使用cmd进入你想要存放爬虫项目的文件夹后,继续在cmd输入:
scrapy startproject jianshuSpider
jianshuSpider换成你自己的爬虫项目名称即可,接着使用cd进入爬虫项目后,再输入创建爬虫的命令,注意,爬虫项目名字和爬虫名称是两个概念,这两个不能一样!
cd jianshuSpider
# scrapy genspider <爬虫名字> <允许爬取的域名>
scrapy genspider jianshu jianshu.com
在Pycharm中打开该项目,结构如下:
jianshu.py:编写爬虫类的逻辑代码,定义爬取内容、网页数据提取等,我们自己实现;
items.py:编写要保存数据items的类,可以放多个类,我们自己实现;
middlewares.py:中间件,编写网页爬取数据流的传递,基本不用改;
pipelines.py:管道,编写数据持久化代码,定义对数据库的增删改查;
settings.py:配置,基本不用改,额外注意打开一些端口即可。
# Obey robots.txt rules
ROBOTSTXT_OBEY = False
# 添加的编码格式
FEED_EXPORT_ENCODING = 'utf-8'
DOWNLOAD_DELAY = 3
RANDOMIZE_DOWNLOAD_DELAY = True # 自己加这一行
# Disable cookies (enabled by default)
COOKIES_ENABLED = False # 防止被服务器追踪
# Override the default request headers:
DEFAULT_REQUEST_HEADERS = {
'Accept': 'text/html,application/xhtml+xml,application/xml;q=0.9,*/*;q=0.8',
'Accept-Language': 'en',
'User-Agent': 'Mozilla/5.0 (Windows NT 10.0; Win64; x64) AppleWebKit/537.36 (KHTML, like Gecko) Chrome/101.0.0.0 Safari/537.36'
}
# Configure item pipelines
# See https://docs.scrapy.org/en/latest/topics/item-pipeline.html
ITEM_PIPELINES = {
'jianshuSpider.pipelines.JianshuspiderPipeline': 300,
}
其中User-Agent修改时,如何查看自己的User-Agent:浏览器地址栏输入about:version,其中用户代理显示的就是该浏览器的User-Agent。
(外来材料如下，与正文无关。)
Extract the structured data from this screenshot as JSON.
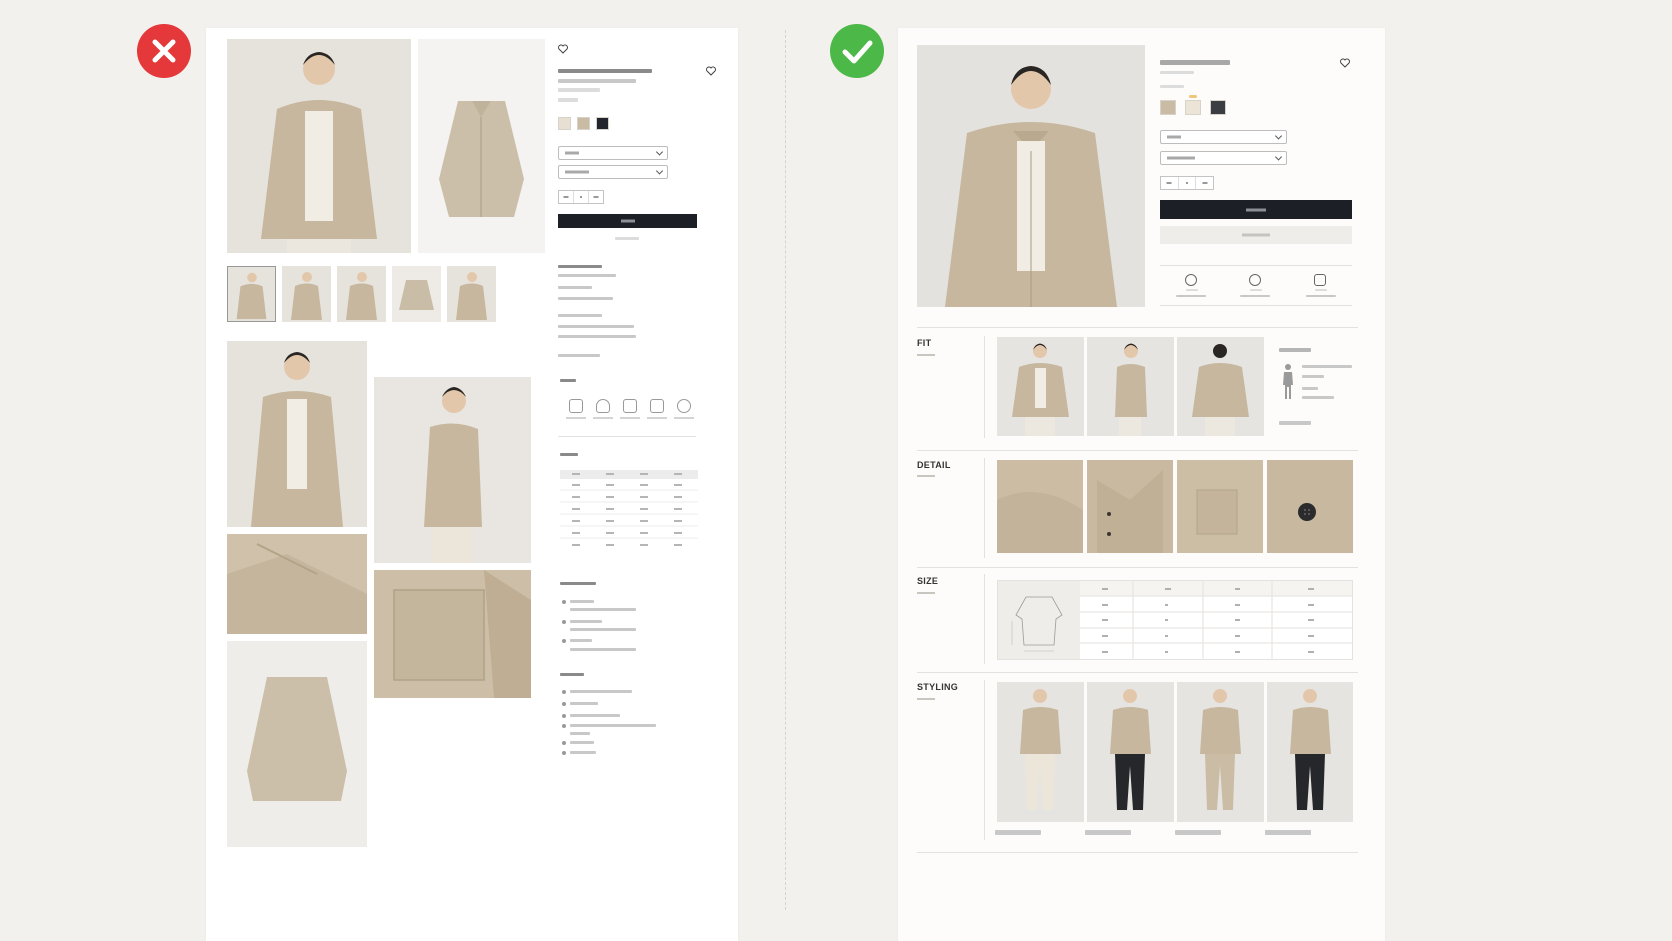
{
  "badges": {
    "bad": {
      "color": "#e5383b",
      "icon": "cross-icon"
    },
    "good": {
      "color": "#4cb848",
      "icon": "check-icon"
    }
  },
  "product_colors": {
    "beige": "#c9bba4",
    "light_beige": "#e7dfd2",
    "black": "#22252b"
  },
  "right": {
    "sections": {
      "fit": "FIT",
      "detail": "DETAIL",
      "size": "SIZE",
      "styling": "STYLING"
    }
  },
  "icons": {
    "heart": "heart-icon",
    "chevron": "chevron-down-icon",
    "wash": "wash-icon",
    "bleach": "bleach-icon",
    "dry": "tumble-dry-icon",
    "iron": "iron-icon",
    "dryclean": "dry-clean-icon",
    "shipping": "shipping-icon",
    "returns": "returns-icon",
    "secure": "shield-icon",
    "figure": "person-figure-icon"
  }
}
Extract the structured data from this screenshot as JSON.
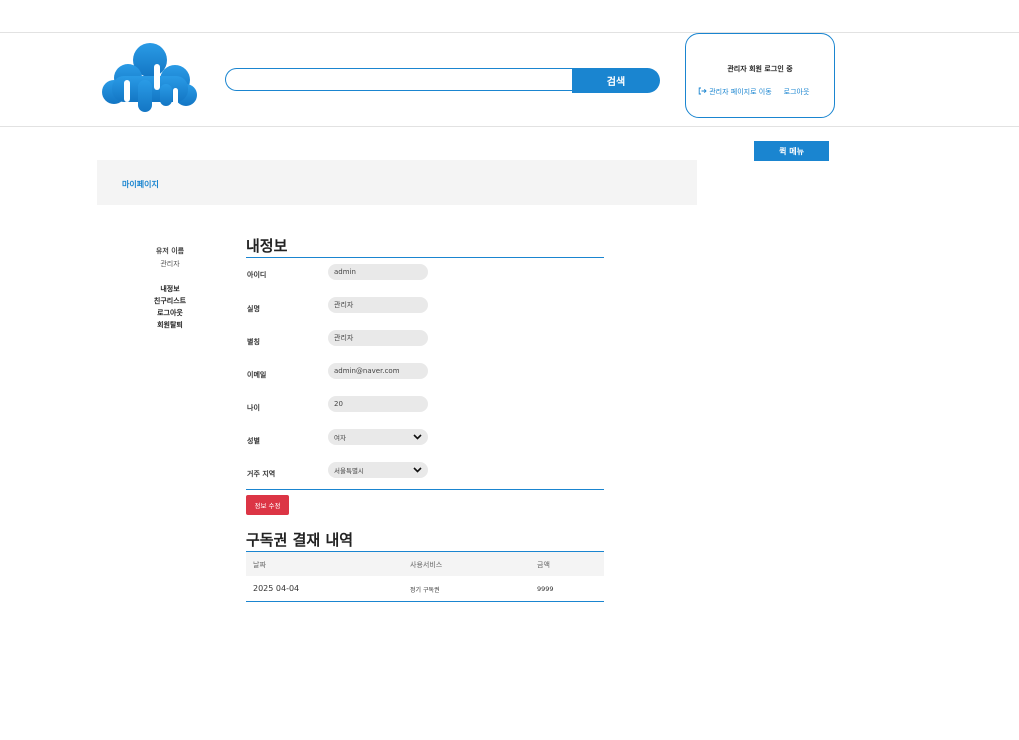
{
  "header": {
    "search": {
      "value": "",
      "placeholder": "",
      "button_label": "검색"
    },
    "login_box": {
      "status": "관리자 회원 로그인 중",
      "admin_link": "관리자 페이지로 이동",
      "logout_link": "로그아웃"
    }
  },
  "quick_menu": {
    "label": "퀵 메뉴"
  },
  "mypage": {
    "title": "마이페이지"
  },
  "sidebar": {
    "user_name_label": "유저 이름",
    "user_role": "관리자",
    "menu": [
      "내정보",
      "친구리스트",
      "로그아웃",
      "회원탈퇴"
    ]
  },
  "profile": {
    "title": "내정보",
    "fields": [
      {
        "label": "아이디",
        "value": "admin"
      },
      {
        "label": "실명",
        "value": "관리자"
      },
      {
        "label": "별칭",
        "value": "관리자"
      },
      {
        "label": "이메일",
        "value": "admin@naver.com"
      },
      {
        "label": "나이",
        "value": "20"
      }
    ],
    "selects": [
      {
        "label": "성별",
        "value": "여자"
      },
      {
        "label": "거주 지역",
        "value": "서울특별시"
      }
    ],
    "edit_button": "정보 수정"
  },
  "subscription": {
    "title": "구독권 결재 내역",
    "columns": [
      "날짜",
      "사용서비스",
      "금액"
    ],
    "rows": [
      {
        "date": "2025 04-04",
        "service": "정기 구독권",
        "amount": "9999"
      }
    ]
  },
  "colors": {
    "accent": "#1a85d0",
    "danger": "#dc3545",
    "panel": "#f4f4f4",
    "field": "#e9e9e9"
  }
}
# Define here the models for your scraped items
#
# See documentation in:
# https://docs.scrapy.org/en/latest/topics/items.html
import scrapy
class JianshuspiderItem(scrapy.Item):
# define the fields for your item here like:
# name = scrapy.Field()
name = scrapy.Field()
author = scrapy.Field()
readtimes = scrapy.Field()
pass
这里面涉及到网页数据的提取,我使用xpath提取器,这个很简单使用。Google浏览器为我们提供了复制xpath的功能,鼠标右击,点击检查后,选中我们需要解析的数据,右击,复制,复制xpath。
class JianshuSpider(scrapy.Spider):
name = 'jianshu'
allowed_domains = ['jianshu.com']
# start_urls列表中可以放多个URL,爬虫会一个一个URL进行遍历访问,URL之间用英文逗号隔开
start_urls = ['https://www.jianshu.com/mobile/books?category_id=284']
def parse(self, response):
books = response.xpath('//*[@id="book-waterfall"]/div')
bookitem = JianshuspiderItem()
for book in books:
bookitem['name'] = book.xpath('./div/div[2]/p/text()').get()
bookitem['author'] = book.xpath('./div/div[2]/div/span[1]/span/text()').get()
bookitem['readtimes'] = (book.xpath('./div/div[2]/div/span[2]/text()').get()).lstrip()
print("作品:", bookitem['name'])
print("作者:", bookitem['author'])
print("阅读量:", bookitem['readtimes'])
pass
写到这里就可以运行爬虫了,在PyCharm终端输入scrapy crawl jianshu 回车即可运行,或者在项目下新建一个start.py文件,注意!它必须和爬虫目录同级!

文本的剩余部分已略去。